The presence of Chinese president Xi Jinping as ‘guest of honour’ at Vladimir Putin’s Victory Day military parade in Moscow today, which will include soldiers from the People’s Liberation Army (PLA), is both chilling and fraudulent. Chilling, because it is the most explicit endorsement yet by Xi of Russia’s militarism and its poisonous narratives about the Ukraine war, and fraudulent because the Chinese Communist party played a marginal role at best in the Allied victory in the second world war.
In the run-up to today’s parade, Putin has linked victory over Nazi Germany with his unprovoked invasion of Ukraine, which he has falsely claimed is to achieve ‘denazification’ of the country. The Kremlin has served up daily propaganda depicting the Ukraine war as a continuation of the ‘Great Patriotic War’, comparing the soldiers fighting in Ukraine to ‘our grandfathers’ who achieved victory in 1945.
The Communist party played only a marginal and cynical role in the fight against the Japanese
A new monument unveiled in Khimki, near Moscow, depicts a Red Army soldier side by side with a Russian soldier fighting in Ukraine. In parts of occupied Ukraine, Russian authorities have erected huge billboards carrying patriotic messages about the 80th anniversary of victory over Nazi Germany. The parade itself is expected to include military contingents implicated by investigators in atrocities in Ukraine.
All of this has been accompanied by a growing glorification of Stalin – and, of course, no mention of the 1939 pact between the Soviet dictator and Hitler, which carved up Eastern Europe between them, before Hitler turned on his erstwhile ally. Nor the fact that many of the estimated 27 million Soviet citizens who died in the Great Patriotic War were Ukrainian. How many is hard to say, but since the bloodiest fighting took place on the eastern front, the Ukrainian sacrifice was potentially greater than that of the Russians.
Ahead of Xi’s arrival in Moscow, airports were closed by Ukrainian drone attacks. Assuming the parade itself is not disrupted, it will be the first time the PLA has sent an honour guard to take part since 2015. ‘Together we must foil all schemes to disrupt or undermine our bonds of amity and trust,’ Xi wrote before leaving Beijing. His presence will endorse the growing fraud that surrounds Russia’s most important holiday, but the Chinese leader, no slouch when it comes to rewriting history, is also making increasing use of fraudulent narratives of the second world war to legitimise his own rule.

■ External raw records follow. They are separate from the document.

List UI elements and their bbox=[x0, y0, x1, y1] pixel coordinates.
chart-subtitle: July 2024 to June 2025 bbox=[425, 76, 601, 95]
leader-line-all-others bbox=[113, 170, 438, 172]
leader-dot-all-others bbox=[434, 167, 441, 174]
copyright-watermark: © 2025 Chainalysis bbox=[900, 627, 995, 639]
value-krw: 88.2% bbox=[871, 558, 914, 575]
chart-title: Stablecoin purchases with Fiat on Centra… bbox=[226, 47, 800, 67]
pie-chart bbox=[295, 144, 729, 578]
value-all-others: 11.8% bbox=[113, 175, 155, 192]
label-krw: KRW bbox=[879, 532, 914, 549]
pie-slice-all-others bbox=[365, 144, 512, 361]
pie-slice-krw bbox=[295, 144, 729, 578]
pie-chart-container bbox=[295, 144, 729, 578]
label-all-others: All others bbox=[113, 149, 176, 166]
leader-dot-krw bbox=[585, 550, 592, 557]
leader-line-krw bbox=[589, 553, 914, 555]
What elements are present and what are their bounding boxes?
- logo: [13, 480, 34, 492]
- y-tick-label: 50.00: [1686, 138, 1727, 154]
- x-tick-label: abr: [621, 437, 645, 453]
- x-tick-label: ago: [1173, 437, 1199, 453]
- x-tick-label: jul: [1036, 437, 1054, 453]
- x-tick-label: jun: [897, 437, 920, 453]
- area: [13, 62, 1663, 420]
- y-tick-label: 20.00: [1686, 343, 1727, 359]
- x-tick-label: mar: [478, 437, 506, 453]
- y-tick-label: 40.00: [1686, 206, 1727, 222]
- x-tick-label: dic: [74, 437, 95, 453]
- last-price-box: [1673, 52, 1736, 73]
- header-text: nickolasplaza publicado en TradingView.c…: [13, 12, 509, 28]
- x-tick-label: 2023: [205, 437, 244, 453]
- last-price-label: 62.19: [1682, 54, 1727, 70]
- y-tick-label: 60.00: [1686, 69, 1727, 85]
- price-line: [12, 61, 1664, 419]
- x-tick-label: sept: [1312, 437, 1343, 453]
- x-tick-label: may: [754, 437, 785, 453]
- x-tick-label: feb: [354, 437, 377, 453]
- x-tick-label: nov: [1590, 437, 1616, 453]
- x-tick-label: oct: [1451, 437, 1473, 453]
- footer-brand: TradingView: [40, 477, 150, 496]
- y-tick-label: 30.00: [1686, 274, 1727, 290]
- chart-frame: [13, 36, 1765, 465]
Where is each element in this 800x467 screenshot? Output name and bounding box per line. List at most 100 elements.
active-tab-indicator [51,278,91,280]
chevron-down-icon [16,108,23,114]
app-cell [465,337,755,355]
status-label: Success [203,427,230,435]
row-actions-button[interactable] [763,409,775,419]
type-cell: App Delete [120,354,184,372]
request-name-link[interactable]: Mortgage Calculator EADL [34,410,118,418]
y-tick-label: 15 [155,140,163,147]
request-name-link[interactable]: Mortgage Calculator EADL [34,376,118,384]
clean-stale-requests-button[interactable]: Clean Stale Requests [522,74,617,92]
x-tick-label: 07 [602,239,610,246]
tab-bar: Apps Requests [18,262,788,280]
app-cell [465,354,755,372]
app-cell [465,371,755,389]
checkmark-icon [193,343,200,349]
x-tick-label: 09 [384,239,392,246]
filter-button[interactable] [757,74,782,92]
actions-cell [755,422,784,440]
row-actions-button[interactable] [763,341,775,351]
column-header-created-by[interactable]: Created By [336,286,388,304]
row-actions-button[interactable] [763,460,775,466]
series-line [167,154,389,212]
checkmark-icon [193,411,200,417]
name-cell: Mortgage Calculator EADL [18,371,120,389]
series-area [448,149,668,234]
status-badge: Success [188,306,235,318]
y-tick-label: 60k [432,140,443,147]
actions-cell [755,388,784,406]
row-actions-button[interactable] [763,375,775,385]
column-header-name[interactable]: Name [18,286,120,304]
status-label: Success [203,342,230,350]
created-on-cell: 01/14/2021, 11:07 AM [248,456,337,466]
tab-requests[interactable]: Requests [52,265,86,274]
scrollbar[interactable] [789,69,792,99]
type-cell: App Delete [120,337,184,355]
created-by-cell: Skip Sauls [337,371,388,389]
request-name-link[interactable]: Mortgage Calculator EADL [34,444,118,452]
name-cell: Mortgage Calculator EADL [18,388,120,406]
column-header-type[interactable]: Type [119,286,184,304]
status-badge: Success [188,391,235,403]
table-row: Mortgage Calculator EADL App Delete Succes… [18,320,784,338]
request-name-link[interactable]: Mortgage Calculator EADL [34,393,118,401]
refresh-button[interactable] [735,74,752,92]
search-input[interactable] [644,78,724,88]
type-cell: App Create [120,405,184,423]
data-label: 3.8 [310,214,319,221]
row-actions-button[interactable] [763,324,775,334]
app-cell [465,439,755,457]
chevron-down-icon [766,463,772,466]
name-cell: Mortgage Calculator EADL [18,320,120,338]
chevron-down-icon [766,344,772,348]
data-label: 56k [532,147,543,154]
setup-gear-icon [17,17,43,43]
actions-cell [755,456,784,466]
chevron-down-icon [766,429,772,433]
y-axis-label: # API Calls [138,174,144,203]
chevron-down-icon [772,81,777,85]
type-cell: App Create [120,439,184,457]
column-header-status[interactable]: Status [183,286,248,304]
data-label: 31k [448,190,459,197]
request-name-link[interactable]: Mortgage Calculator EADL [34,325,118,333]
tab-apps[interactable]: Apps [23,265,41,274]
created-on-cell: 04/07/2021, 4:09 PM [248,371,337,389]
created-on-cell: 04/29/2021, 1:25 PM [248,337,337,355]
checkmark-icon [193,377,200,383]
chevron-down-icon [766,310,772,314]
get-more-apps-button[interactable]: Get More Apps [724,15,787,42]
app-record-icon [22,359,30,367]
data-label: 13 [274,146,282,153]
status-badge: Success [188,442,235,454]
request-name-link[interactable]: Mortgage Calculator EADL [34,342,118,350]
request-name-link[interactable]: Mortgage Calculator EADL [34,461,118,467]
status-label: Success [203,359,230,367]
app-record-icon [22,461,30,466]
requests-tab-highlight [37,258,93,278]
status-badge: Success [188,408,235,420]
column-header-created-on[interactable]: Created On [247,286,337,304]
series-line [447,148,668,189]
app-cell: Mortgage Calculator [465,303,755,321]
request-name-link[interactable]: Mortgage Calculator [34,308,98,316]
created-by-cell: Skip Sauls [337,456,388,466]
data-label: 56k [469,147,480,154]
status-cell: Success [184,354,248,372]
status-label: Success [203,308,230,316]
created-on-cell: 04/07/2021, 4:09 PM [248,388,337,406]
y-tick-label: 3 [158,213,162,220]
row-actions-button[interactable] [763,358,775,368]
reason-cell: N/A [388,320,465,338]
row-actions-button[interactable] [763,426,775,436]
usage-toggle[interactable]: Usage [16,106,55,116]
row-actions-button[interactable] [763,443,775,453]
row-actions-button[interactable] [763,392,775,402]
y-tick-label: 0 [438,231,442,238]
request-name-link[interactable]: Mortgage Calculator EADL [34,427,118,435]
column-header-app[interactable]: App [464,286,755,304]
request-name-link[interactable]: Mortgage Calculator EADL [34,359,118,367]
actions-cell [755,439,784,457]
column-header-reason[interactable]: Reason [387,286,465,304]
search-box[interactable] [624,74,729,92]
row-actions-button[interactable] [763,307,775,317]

While Putin manipulates victory in Europe to his advantage, Xi does the same with regard to the defeat of Japan. ‘The victory of the Chinese People’s War of Resistance Against Japanese Aggression,’ as he calls it, is being used increasingly to buttress the CCP’s growing nationalism, on which it depends for legitimacy. Xi describes the defeat of Japan as ‘the first complete victory won by China in its resistance against foreign aggression in modern times,’ while heaping praise on the CCP and its armed wing, the People’s Liberation Army – which mostly avoided fighting the Japanese.
In 2015, Xi held his own ‘victory day’ military parade to mark the 70th anniversary of the defeat of Japan in the second world war, at which Putin was his special guest. That kicked off a decade of increasingly virulent mythmaking and chest-thumping. The defeat of Japan marked ‘the full victory in the global war against fascism, re-established China as a major country in the world, and won the Chinese people the respect of all peace-loving people around the world,’ the China Daily newspaper recently claimed. It has become a key pillar of CCP propaganda, which depicts the party as a redeeming power in the face of foreign hostility.
In fact, the Communist party played only a marginal and quite cynical role in the fight against the Japanese. Most of the key battles in China were fought by the party’s civil war rivals, the Nationalists, led by Chiang Kai-shek, whom Mao would go on to defeat in 1949. For the most part, Mao resisted pressure from an increasingly exasperated Stalin to put aside his differences with Chiang and fight the common Japanese enemy – thereby reducing the pressure on the Soviet Union. Mao rightly calculated that if the Nationalists exhausted themselves against Japan, it would hasten his seizure of power.
The communist mythology surrounding that period is embodied in the ‘five heroes of Langya Mountain’, where a vast memorial marks the spot where five of Mao’s soldiers, fighting off Japanese invaders, supposedly leapt to their death shouting ‘Long live the Chinese Communist party’, rather than surrender. It is a staple of CCP propaganda, force-fed to children from an early age as an example of the ‘heroic spirit of the Chinese people’. A historian who questioned the story was convicted of ‘defaming the heroes’ and forced to apologise.
Chiang’s defeated Nationalists fled to Taiwan, whose official name is still the Republic of China, where they dreamed for a while of retaking the mainland. These days few Taiwanese want anything to do with an increasingly belligerent China, but Chiang’s successors probably have more right to be marching at a victory day parade than Xi’s PLA does.